By Ryan Hagen, The Sun
Posted: 05/14/15, 4:49 PM PDT |
SAN BERNARDINO >> The proposed bankruptcy exit plan released to the public for the first time Thursday would pay 1 percent of the $50 million owed to pension obligation bondholders, slash retirees’ healthcare coverage, and contract out for services, including fire and waste disposal, among other changes.
The City Council is set to vote Monday on the plan prepared over the last few months by city leaders, consultants and attorneys, in advance of the May 30 deadline to submit the roadmap — called a Plan of Adjustment — to U.S. Bankruptcy Court.
Two of the 10 “classes” of creditors are “unimpaired,” meaning they would be paid fully: those required by the California Constitution to be paid out of restricted revenue sources and the California Public Employees’ Retirement System, with which the city negotiated a settlement in June.
In supporting documentation, the city says that despite deep cuts it’s already made — eliminating about 250 employees, making numerous other cost-reduction strategies, continuing to defer $200 million in essential capital maintenance and replacement of fleet vehicles — it says a structural deficit of more than $20 million remains in the General Fund.
Only about $51.7 million of the $357.9 million in potential labor savings for Fiscal Year 2014-15 through 2033-34 have already been implemented through negotiations and mediation, according to the document.
Retirees also agreed to a settlement, increasing what retirees pay for health care by putting them in a separate healthcare plan, which the city says will save it $370,000 per year beginning in 2016.
The increased medical cost for retirees, which varies by retiree, was worth it to ensure pension benefits remained intact, said Jeff Breiten, president of the City of San Bernardino Retired Public Employees Association.

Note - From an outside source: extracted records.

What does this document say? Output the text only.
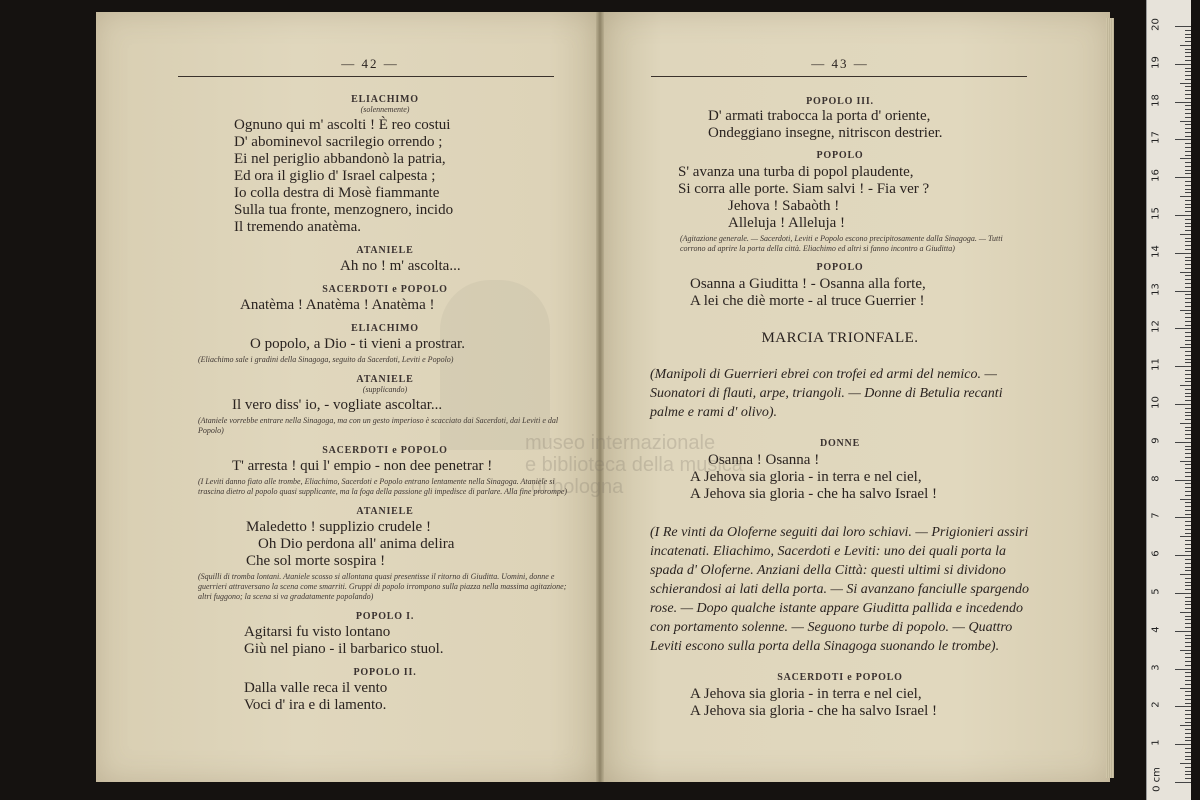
— 42 —
ELIACHIMO
(solennemente)
Ognuno qui m' ascolti ! È reo costui
D' abominevol sacrilegio orrendo ;
Ei nel periglio abbandonò la patria,
Ed ora il giglio d' Israel calpesta ;
Io colla destra di Mosè fiammante
Sulla tua fronte, menzognero, incido
Il tremendo anatèma.
ATANIELE
Ah no ! m' ascolta...
SACERDOTI e POPOLO
Anatèma ! Anatèma ! Anatèma !
ELIACHIMO
O popolo, a Dio - ti vieni a prostrar.
(Eliachimo sale i gradini della Sinagoga, seguito da Sacerdoti, Leviti e Popolo)
ATANIELE
(supplicando)
Il vero diss' io, - vogliate ascoltar...
(Ataniele vorrebbe entrare nella Sinagoga, ma con un gesto imperioso è scacciato dai Sacerdoti, dai Leviti e dal Popolo)
SACERDOTI e POPOLO
T' arresta ! qui l' empio - non dee penetrar !
(I Leviti danno fiato alle trombe, Eliachimo, Sacerdoti e Popolo entrano lentamente nella Sinagoga. Ataniele si trascina dietro al popolo quasi supplicante, ma la foga della passione gli impedisce di parlare. Alla fine prorompe)
ATANIELE
Maledetto ! supplizio crudele !
Oh Dio perdona all' anima delira
Che sol morte sospira !
(Squilli di tromba lontani. Ataniele scosso si allontana quasi presentisse il ritorno di Giuditta. Uomini, donne e guerrieri attraversano la scena come smarriti. Gruppi di popolo irrompono sulla piazza nella massima agitazione; altri fuggono; la scena si va gradatamente popolando)
POPOLO I.
Agitarsi fu visto lontano
Giù nel piano - il barbarico stuol.
POPOLO II.
Dalla valle reca il vento
Voci d' ira e di lamento.
— 43 —
POPOLO III.
D' armati trabocca la porta d' oriente,
Ondeggiano insegne, nitriscon destrier.
POPOLO
S' avanza una turba di popol plaudente,
Si corra alle porte. Siam salvi ! - Fia ver ?
Jehova ! Sabaòth !
Alleluja ! Alleluja !
(Agitazione generale. — Sacerdoti, Leviti e Popolo escono precipitosamente dalla Sinagoga. — Tutti corrono ad aprire la porta della città. Eliachimo ed altri si fanno incontro a Giuditta)
POPOLO
Osanna a Giuditta ! - Osanna alla forte,
A lei che diè morte - al truce Guerrier !
MARCIA TRIONFALE.
(Manipoli di Guerrieri ebrei con trofei ed armi del nemico. — Suonatori di flauti, arpe, triangoli. — Donne di Betulia recanti palme e rami d' olivo).
DONNE
Osanna ! Osanna !
A Jehova sia gloria - in terra e nel ciel,
A Jehova sia gloria - che ha salvo Israel !
(I Re vinti da Oloferne seguiti dai loro schiavi. — Prigionieri assiri incatenati. Eliachimo, Sacerdoti e Leviti: uno dei quali porta la spada d' Oloferne. Anziani della Città: questi ultimi si dividono schierandosi ai lati della porta. — Si avanzano fanciulle spargendo rose. — Dopo qualche istante appare Giuditta pallida e incedendo con portamento solenne. — Seguono turbe di popolo. — Quattro Leviti escono sulla porta della Sinagoga suonando le trombe).
SACERDOTI e POPOLO
A Jehova sia gloria - in terra e nel ciel,
A Jehova sia gloria - che ha salvo Israel !
museo internazionale
e biblioteca della musica
di bologna
0 cm
1
2
3
4
5
6
7
8
9
10
11
12
13
14
15
16
17
18
19
20
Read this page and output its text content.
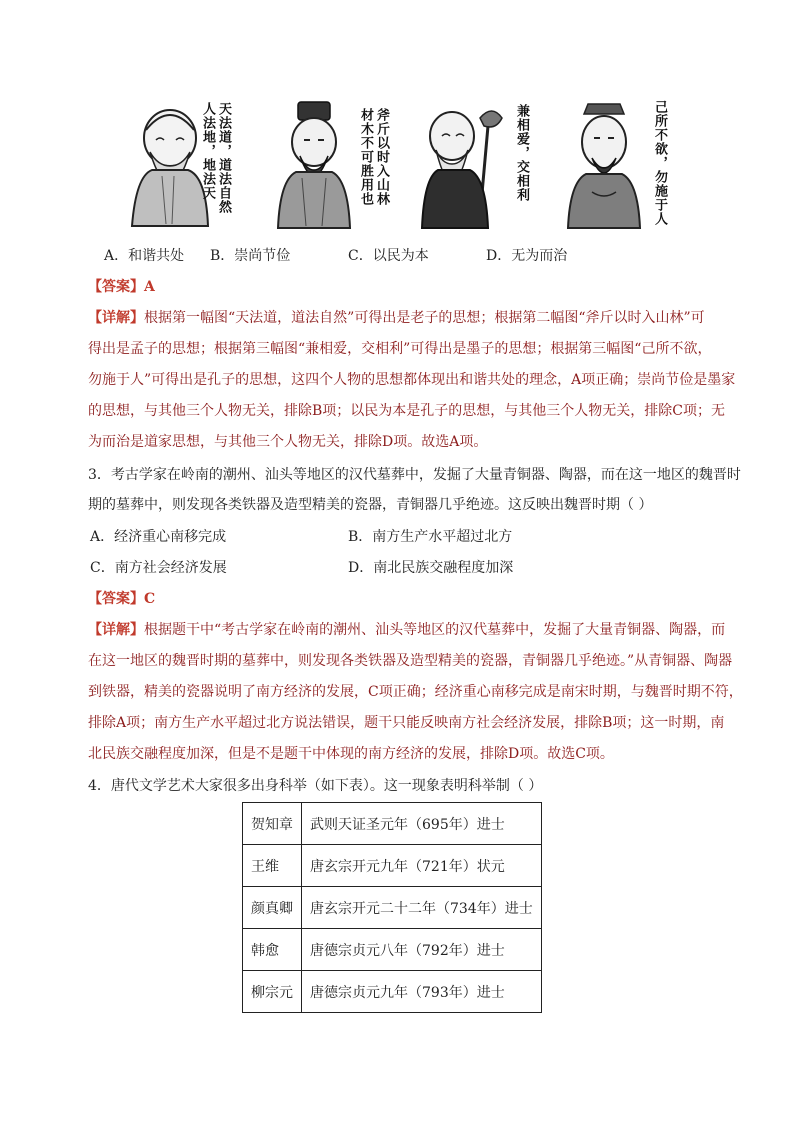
天法道，道法自然
人法地，地法天	斧斤以时入山林
材木不可胜用也	兼相爱，交相利	己所不欲，勿施于人
A．和谐共处 B．崇尚节俭	C．以民为本	D．无为而治
【答案】A
【详解】根据第一幅图“天法道，道法自然”可得出是老子的思想；根据第二幅图“斧斤以时入山林”可
得出是孟子的思想；根据第三幅图“兼相爱，交相利”可得出是墨子的思想；根据第三幅图“己所不欲，
勿施于人”可得出是孔子的思想，这四个人物的思想都体现出和谐共处的理念，A项正确；崇尚节俭是墨家
的思想，与其他三个人物无关，排除B项；以民为本是孔子的思想，与其他三个人物无关，排除C项；无
为而治是道家思想，与其他三个人物无关，排除D项。故选A项。
3．考古学家在岭南的潮州、汕头等地区的汉代墓葬中，发掘了大量青铜器、陶器，而在这一地区的魏晋时
期的墓葬中，则发现各类铁器及造型精美的瓷器，青铜器几乎绝迹。这反映出魏晋时期（ ）
A．经济重心南移完成	B．南方生产水平超过北方
C．南方社会经济发展	D．南北民族交融程度加深
【答案】C
【详解】根据题干中“考古学家在岭南的潮州、汕头等地区的汉代墓葬中，发掘了大量青铜器、陶器，而
在这一地区的魏晋时期的墓葬中，则发现各类铁器及造型精美的瓷器，青铜器几乎绝迹。”从青铜器、陶器
到铁器，精美的瓷器说明了南方经济的发展，C项正确；经济重心南移完成是南宋时期，与魏晋时期不符，
排除A项；南方生产水平超过北方说法错误，题干只能反映南方社会经济发展，排除B项；这一时期，南
北民族交融程度加深，但是不是题干中体现的南方经济的发展，排除D项。故选C项。
4．唐代文学艺术大家很多出身科举（如下表）。这一现象表明科举制（ ）
贺知章	武则天证圣元年（695年）进士
王维	唐玄宗开元九年（721年）状元
颜真卿	唐玄宗开元二十二年（734年）进士
韩愈	唐德宗贞元八年（792年）进士
柳宗元	唐德宗贞元九年（793年）进士
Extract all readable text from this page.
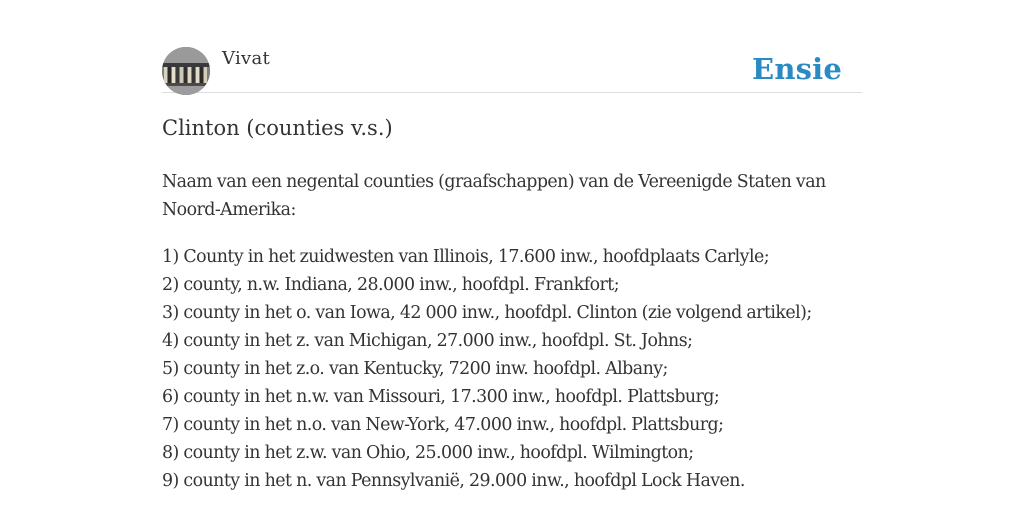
Vivat	Ensie
Clinton (counties v.s.)

Naam van een negental counties (graafschappen) van de Vereenigde Staten van Noord-Amerika:

1) County in het zuidwesten van Illinois, 17.600 inw., hoofdplaats Carlyle;
2) county, n.w. Indiana, 28.000 inw., hoofdpl. Frankfort;
3) county in het o. van Iowa, 42 000 inw., hoofdpl. Clinton (zie volgend artikel);
4) county in het z. van Michigan, 27.000 inw., hoofdpl. St. Johns;
5) county in het z.o. van Kentucky, 7200 inw. hoofdpl. Albany;
6) county in het n.w. van Missouri, 17.300 inw., hoofdpl. Plattsburg;
7) county in het n.o. van New-York, 47.000 inw., hoofdpl. Plattsburg;
8) county in het z.w. van Ohio, 25.000 inw., hoofdpl. Wilmington;
9) county in het n. van Pennsylvanië, 29.000 inw., hoofdpl Lock Haven.
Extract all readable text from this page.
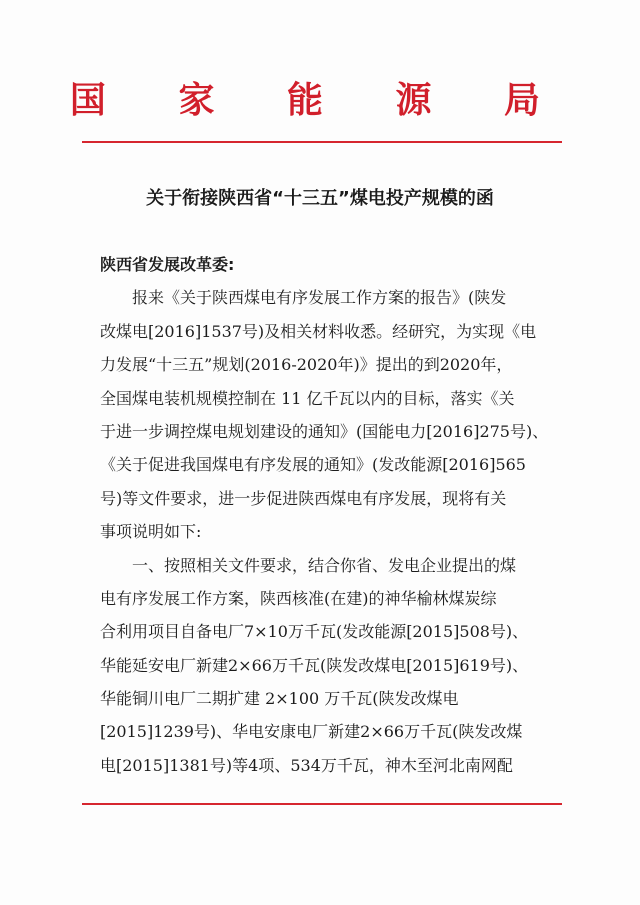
国 家 能 源 局
关于衔接陕西省“十三五”煤电投产规模的函
陕西省发展改革委:
报来《关于陕西煤电有序发展工作方案的报告》(陕发
改煤电[2016]1537号)及相关材料收悉。经研究，为实现《电
力发展“十三五”规划(2016-2020年)》提出的到2020年，
全国煤电装机规模控制在 11 亿千瓦以内的目标，落实《关
于进一步调控煤电规划建设的通知》(国能电力[2016]275号)、
《关于促进我国煤电有序发展的通知》(发改能源[2016]565
号)等文件要求，进一步促进陕西煤电有序发展，现将有关
事项说明如下:
一、按照相关文件要求，结合你省、发电企业提出的煤
电有序发展工作方案，陕西核准(在建)的神华榆林煤炭综
合利用项目自备电厂7×10万千瓦(发改能源[2015]508号)、
华能延安电厂新建2×66万千瓦(陕发改煤电[2015]619号)、
华能铜川电厂二期扩建 2×100 万千瓦(陕发改煤电
[2015]1239号)、华电安康电厂新建2×66万千瓦(陕发改煤
电[2015]1381号)等4项、534万千瓦，神木至河北南网配
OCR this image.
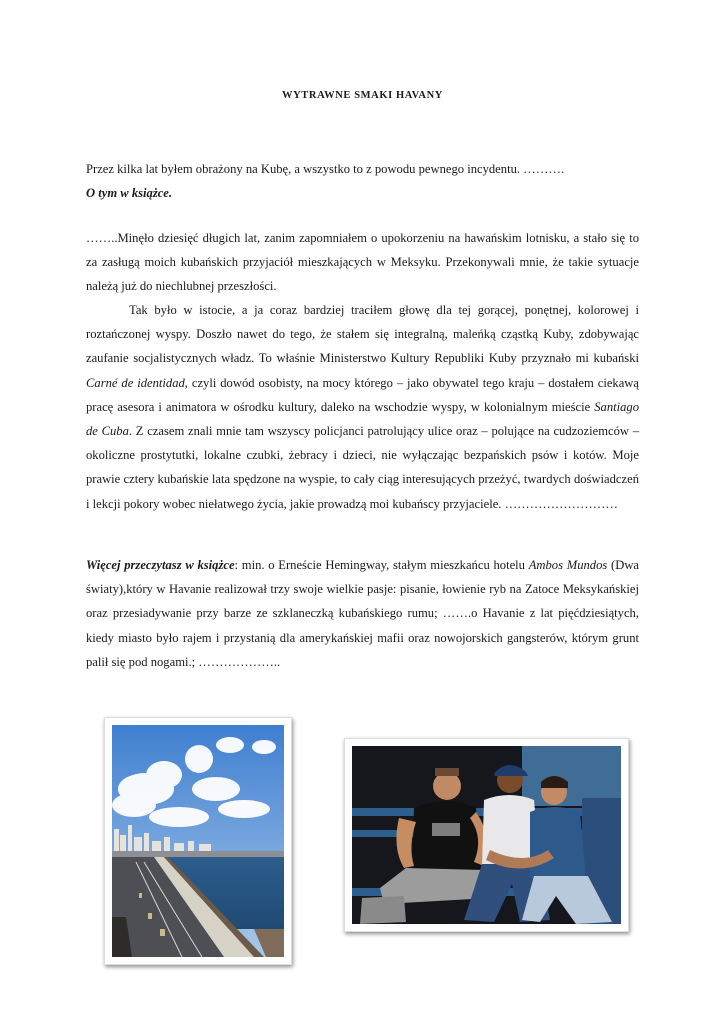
WYTRAWNE SMAKI HAVANY

Przez kilka lat byłem obrażony na Kubę, a wszystko to z powodu pewnego incydentu. ……….
O tym w książce.

……..Minęło dziesięć długich lat, zanim zapomniałem o upokorzeniu na hawańskim lotnisku, a stało się to za zasługą moich kubańskich przyjaciół mieszkających w Meksyku. Przekonywali mnie, że takie sytuacje należą już do niechlubnej przeszłości.

Tak było w istocie, a ja coraz bardziej traciłem głowę dla tej gorącej, ponętnej, kolorowej i roztańczonej wyspy. Doszło nawet do tego, że stałem się integralną, maleńką cząstką Kuby, zdobywając zaufanie socjalistycznych władz. To właśnie Ministerstwo Kultury Republiki Kuby przyznało mi kubański Carné de identidad, czyli dowód osobisty, na mocy którego – jako obywatel tego kraju – dostałem ciekawą pracę asesora i animatora w ośrodku kultury, daleko na wschodzie wyspy, w kolonialnym mieście Santiago de Cuba. Z czasem znali mnie tam wszyscy policjanci patrolujący ulice oraz – polujące na cudzoziemców – okoliczne prostytutki, lokalne czubki, żebracy i dzieci, nie wyłączając bezpańskich psów i kotów. Moje prawie cztery kubańskie lata spędzone na wyspie, to cały ciąg interesujących przeżyć, twardych doświadczeń i lekcji pokory wobec niełatwego życia, jakie prowadzą moi kubańscy przyjaciele. ………………………

Więcej przeczytasz w książce: min. o Erneście Hemingway, stałym mieszkańcu hotelu Ambos Mundos (Dwa światy),który w Havanie realizował trzy swoje wielkie pasje: pisanie, łowienie ryb na Zatoce Meksykańskiej oraz przesiadywanie przy barze ze szklaneczką kubańskiego rumu; …….o Havanie z lat pięćdziesiątych, kiedy miasto było rajem i przystanią dla amerykańskiej mafii oraz nowojorskich gangsterów, którym grunt palił się pod nogami.; ………………..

“The immediate concern was the agreement that the city had with CalPERS,” he said. “And the retiree association’s first priority was the preservation of our CalPERS benefits that have been earned by the retirees over the past several decades.”
Each group of creditors, except the two that are unimpaired, are entitled to vote to accept or reject the plan. But the city says in the plan that it will ask the bankruptcy court to force the plan into effect regardless.
“As the Recovery Plan makes clear, our first priority has to be the delivery of adequate municipal services,” City Manager Allen Parker and City Attorney Gary Saenz write in a memo regarding the plan. “The pain will be shared among all stakeholders; employees, retirees, citizens (in the form of impaired service levels until the City can retain its footing) and capital market creditors. Only by undertaking the difficult process of refashioning the City into a modern municipal corporation can we be successful in creating a solvent future.”